4-1217/2

4-1217/2

Sénat de Belgique

SESSION DE 2008-2009

30 SEPTEMBRE 2009


Proposition de loi modifiant l'article 61 du Code des sociétés en vue de l'introduction d'une disposition relative à la force majeure pour les organes des sociétés


AVIS DU CONSEIL D'ÉTAT Nº 46.760/2 DU 23 SEPTEMBRE 2009


Le CONSEIL D'ÉTAT, section de législation, deuxième chambre, saisi par le Président du Sénat, le 27 août 2009, d'une demande d'avis, dans un délai de trente jours, sur une proposition de loi « modifiant l'article 61 du Code des sociétés en vue de l'introduction d'une disposition relative à la force majeure pour les organes des sociétés » (Doc.

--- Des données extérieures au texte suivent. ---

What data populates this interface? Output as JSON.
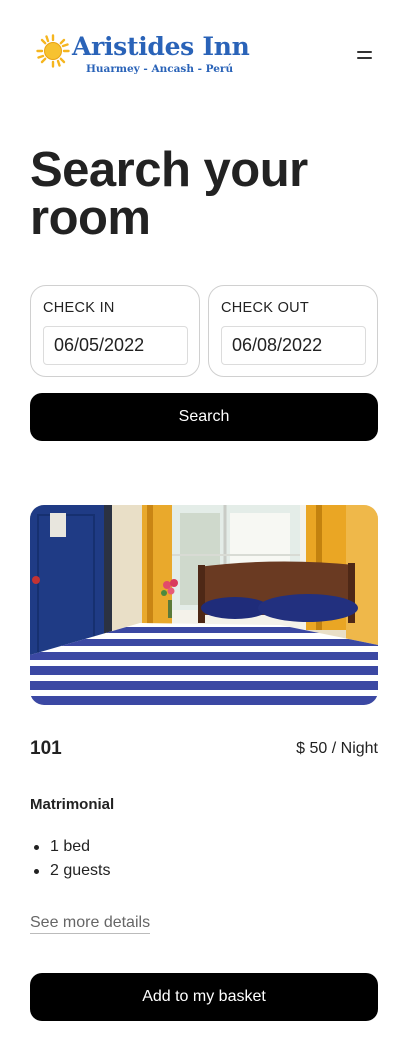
{
  "header": {
    "logo_name": "Aristides Inn",
    "logo_subtitle": "Huarmey - Ancash - Perú",
    "logo_icon": "sun-icon",
    "menu_icon": "hamburger-menu-icon",
    "brand_color": "#2a63b8"
  },
  "search": {
    "title": "Search your room",
    "check_in": {
      "label": "CHECK IN",
      "value": "06/05/2022"
    },
    "check_out": {
      "label": "CHECK OUT",
      "value": "06/08/2022"
    },
    "button_label": "Search"
  },
  "room": {
    "number": "101",
    "price": "$ 50 / Night",
    "type": "Matrimonial",
    "features": [
      "1 bed",
      "2 guests"
    ],
    "details_link": "See more details",
    "basket_button": "Add to my basket"
  }
}
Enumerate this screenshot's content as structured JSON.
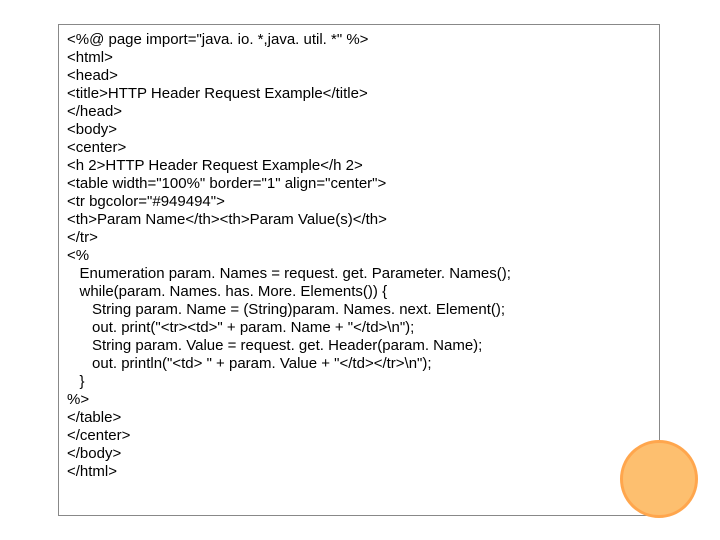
{
  "code": {
    "lines": [
      "<%@ page import=\"java. io. *,java. util. *\" %>",
      "<html>",
      "<head>",
      "<title>HTTP Header Request Example</title>",
      "</head>",
      "<body>",
      "<center>",
      "<h 2>HTTP Header Request Example</h 2>",
      "<table width=\"100%\" border=\"1\" align=\"center\">",
      "<tr bgcolor=\"#949494\">",
      "<th>Param Name</th><th>Param Value(s)</th>",
      "</tr>",
      "<%",
      "   Enumeration param. Names = request. get. Parameter. Names();",
      "",
      "   while(param. Names. has. More. Elements()) {",
      "      String param. Name = (String)param. Names. next. Element();",
      "      out. print(\"<tr><td>\" + param. Name + \"</td>\\n\");",
      "      String param. Value = request. get. Header(param. Name);",
      "      out. println(\"<td> \" + param. Value + \"</td></tr>\\n\");",
      "   }",
      "%>",
      "</table>",
      "</center>",
      "</body>",
      "</html>"
    ]
  }
}
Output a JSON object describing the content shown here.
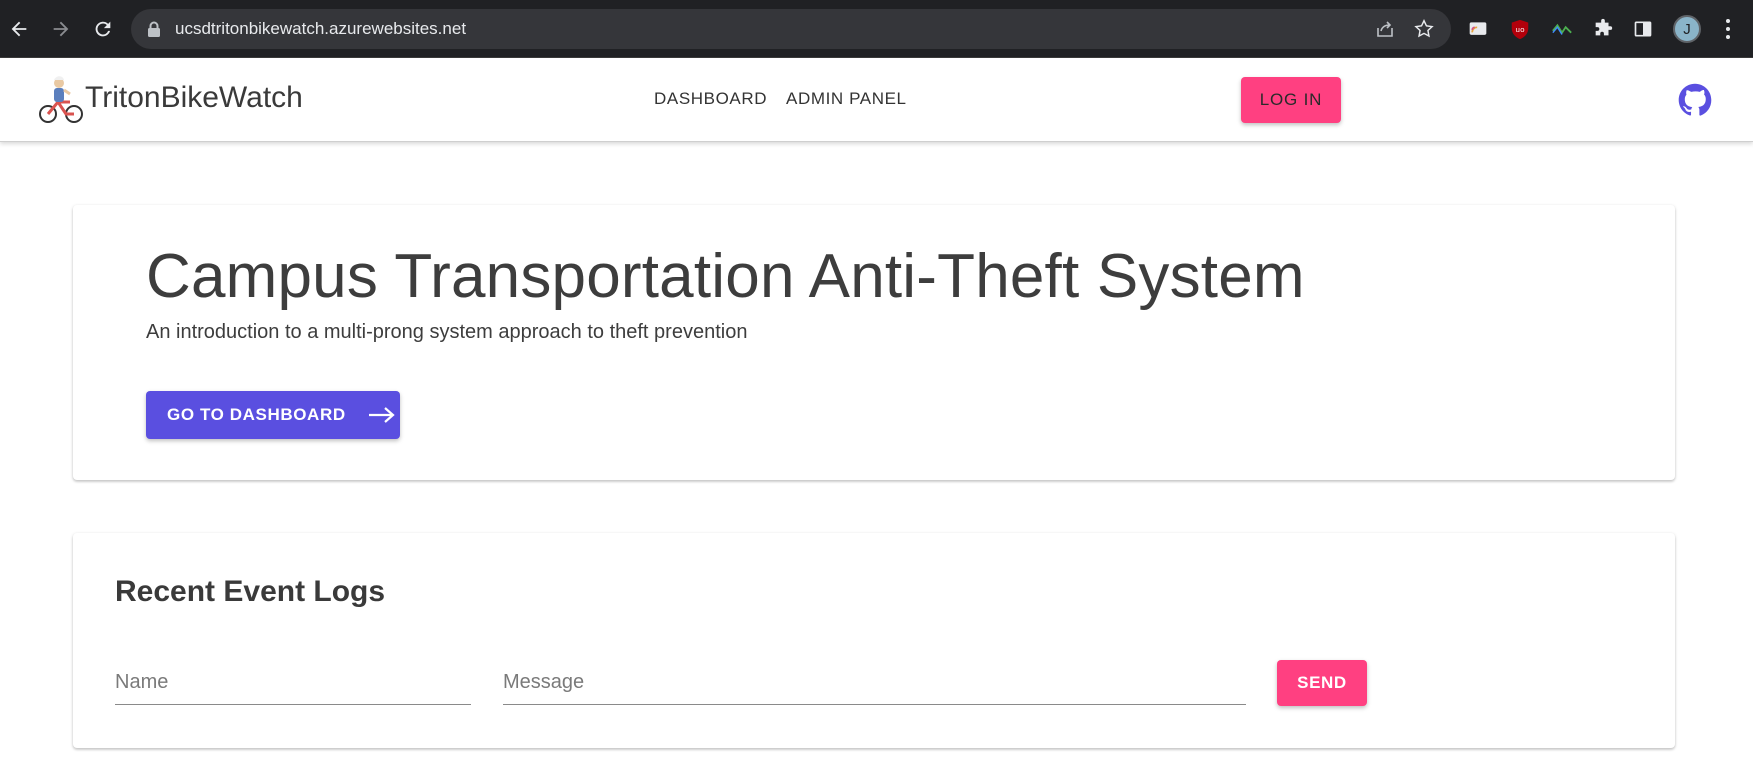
{
  "browser": {
    "url": "ucsdtritonbikewatch.azurewebsites.net",
    "profile_initial": "J",
    "icons": [
      "back-icon",
      "forward-icon",
      "reload-icon",
      "lock-icon",
      "share-icon",
      "star-icon",
      "extension-icon",
      "side-panel-icon",
      "more-icon"
    ]
  },
  "appbar": {
    "brand": "TritonBikeWatch",
    "nav": [
      "DASHBOARD",
      "ADMIN PANEL"
    ],
    "login_label": "LOG IN",
    "github_icon": "github-icon"
  },
  "hero": {
    "title": "Campus Transportation Anti-Theft System",
    "subtitle": "An introduction to a multi-prong system approach to theft prevention",
    "button_label": "GO TO DASHBOARD",
    "button_icon": "arrow-right-icon"
  },
  "logs": {
    "title": "Recent Event Logs",
    "name_placeholder": "Name",
    "message_placeholder": "Message",
    "send_label": "SEND"
  },
  "colors": {
    "chrome_bg": "#202124",
    "accent_pink": "#ff4081",
    "primary_indigo": "#5a4fe0",
    "github_purple": "#5a4fe0"
  }
}
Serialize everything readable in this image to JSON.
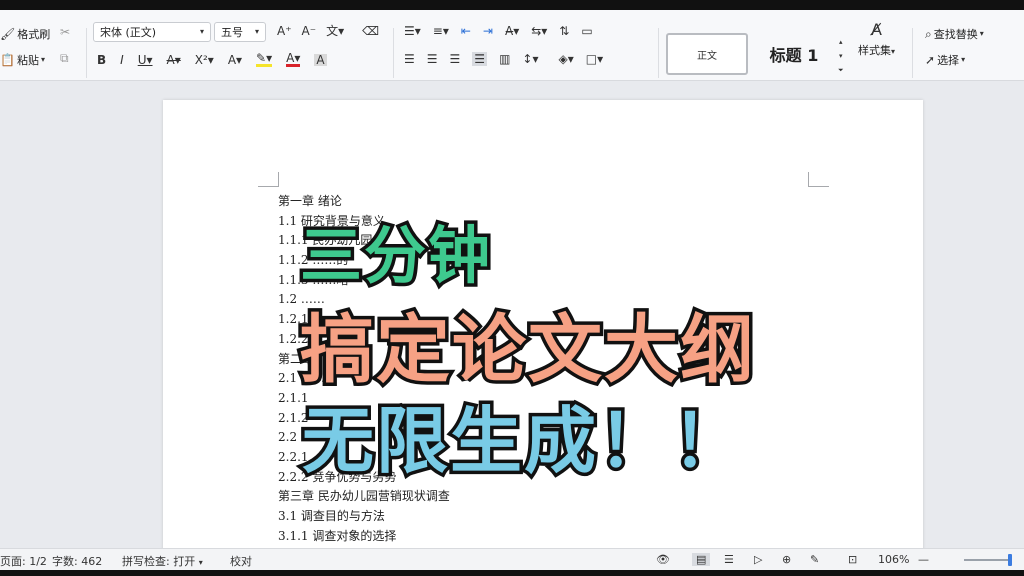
{
  "ribbon": {
    "format_painter": "格式刷",
    "paste": "粘贴",
    "font_name": "宋体 (正文)",
    "font_size": "五号",
    "style_normal": "正文",
    "style_heading": "标题 1",
    "styles_set": "样式集",
    "find_replace": "查找替换",
    "select": "选择"
  },
  "document": {
    "lines": [
      "第一章  绪论",
      "1.1  研究背景与意义",
      "1.1.1  民办幼儿园",
      "1.1.2  ……的",
      "1.1.3  ……略",
      "1.2  ……",
      "1.2.1",
      "1.2.2",
      "第二章",
      "2.1  ……",
      "2.1.1",
      "2.1.2",
      "2.2",
      "2.2.1",
      "2.2.2  竞争优势与劣势",
      "第三章  民办幼儿园营销现状调查",
      "3.1  调查目的与方法",
      "3.1.1  调查对象的选择"
    ]
  },
  "overlay": {
    "line1": "三分钟",
    "line2": "搞定论文大纲",
    "line3": "无限生成！！",
    "colors": {
      "line1": "#3ec98e",
      "line2": "#f6a184",
      "line3": "#79cbe6",
      "stroke": "#111111"
    }
  },
  "status": {
    "page": "页面: 1/2",
    "word_count": "字数: 462",
    "spell_check": "拼写检查: 打开",
    "proofread": "校对",
    "zoom": "106%"
  }
}
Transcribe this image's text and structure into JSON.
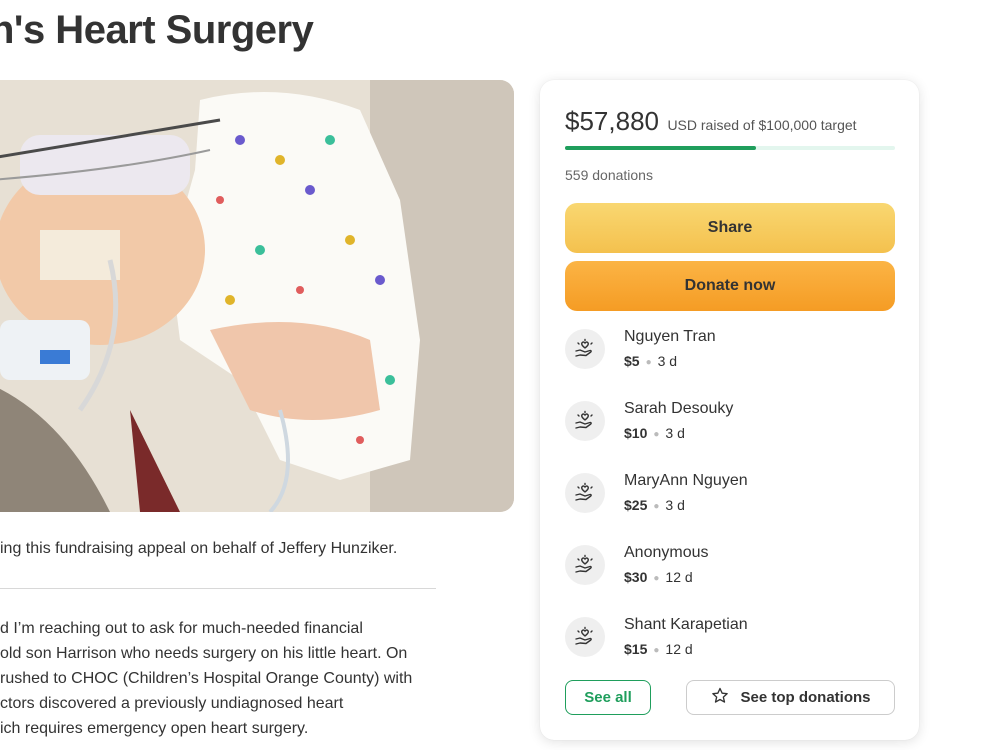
{
  "page": {
    "title": "n's Heart Surgery"
  },
  "hero": {
    "alt": "Photo of infant in hospital"
  },
  "organizer": {
    "text": "ing this fundraising appeal on behalf of Jeffery Hunziker."
  },
  "story": {
    "lines": [
      "d I’m reaching out to ask for much-needed financial",
      "old son Harrison who needs surgery on his little heart. On",
      "rushed to CHOC (Children’s Hospital Orange County) with",
      "ctors discovered a previously undiagnosed heart",
      "ich requires emergency open heart surgery."
    ]
  },
  "donation_panel": {
    "raised_amount": "$57,880",
    "raised_meta": "USD raised of $100,000 target",
    "progress_fraction": 0.5788,
    "donation_count": "559 donations",
    "share_label": "Share",
    "donate_label": "Donate now",
    "see_all_label": "See all",
    "top_donations_label": "See top donations",
    "donors": [
      {
        "name": "Nguyen Tran",
        "amount": "$5",
        "time": "3 d"
      },
      {
        "name": "Sarah Desouky",
        "amount": "$10",
        "time": "3 d"
      },
      {
        "name": "MaryAnn Nguyen",
        "amount": "$25",
        "time": "3 d"
      },
      {
        "name": "Anonymous",
        "amount": "$30",
        "time": "12 d"
      },
      {
        "name": "Shant Karapetian",
        "amount": "$15",
        "time": "12 d"
      }
    ]
  },
  "colors": {
    "accent_green": "#1f9e5c",
    "share_yellow": "#f6cb5c",
    "donate_orange": "#f8a634"
  },
  "icons": {
    "donor_avatar": "heart-in-hand-icon",
    "top_donations": "star-outline-icon"
  }
}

Parl., Sénat, 2008-2009, nº 4-1217/1), a donné l'avis suivant:

Comme la demande d'avis est introduite sur la base de l'article 84, § 1er, alinéa 1er, 1º, des lois coordonnées sur le Conseil d'État, tel qu'il est remplacé par la loi du 2 avril 2003, la section de législation limite son examen au fondement juridique de la proposition, à la compétence de l'auteur de l'acte ainsi qu'à l'accomplissement des formalités préalables, conformément à l'article 84, § 3, des lois coordonnées précitées.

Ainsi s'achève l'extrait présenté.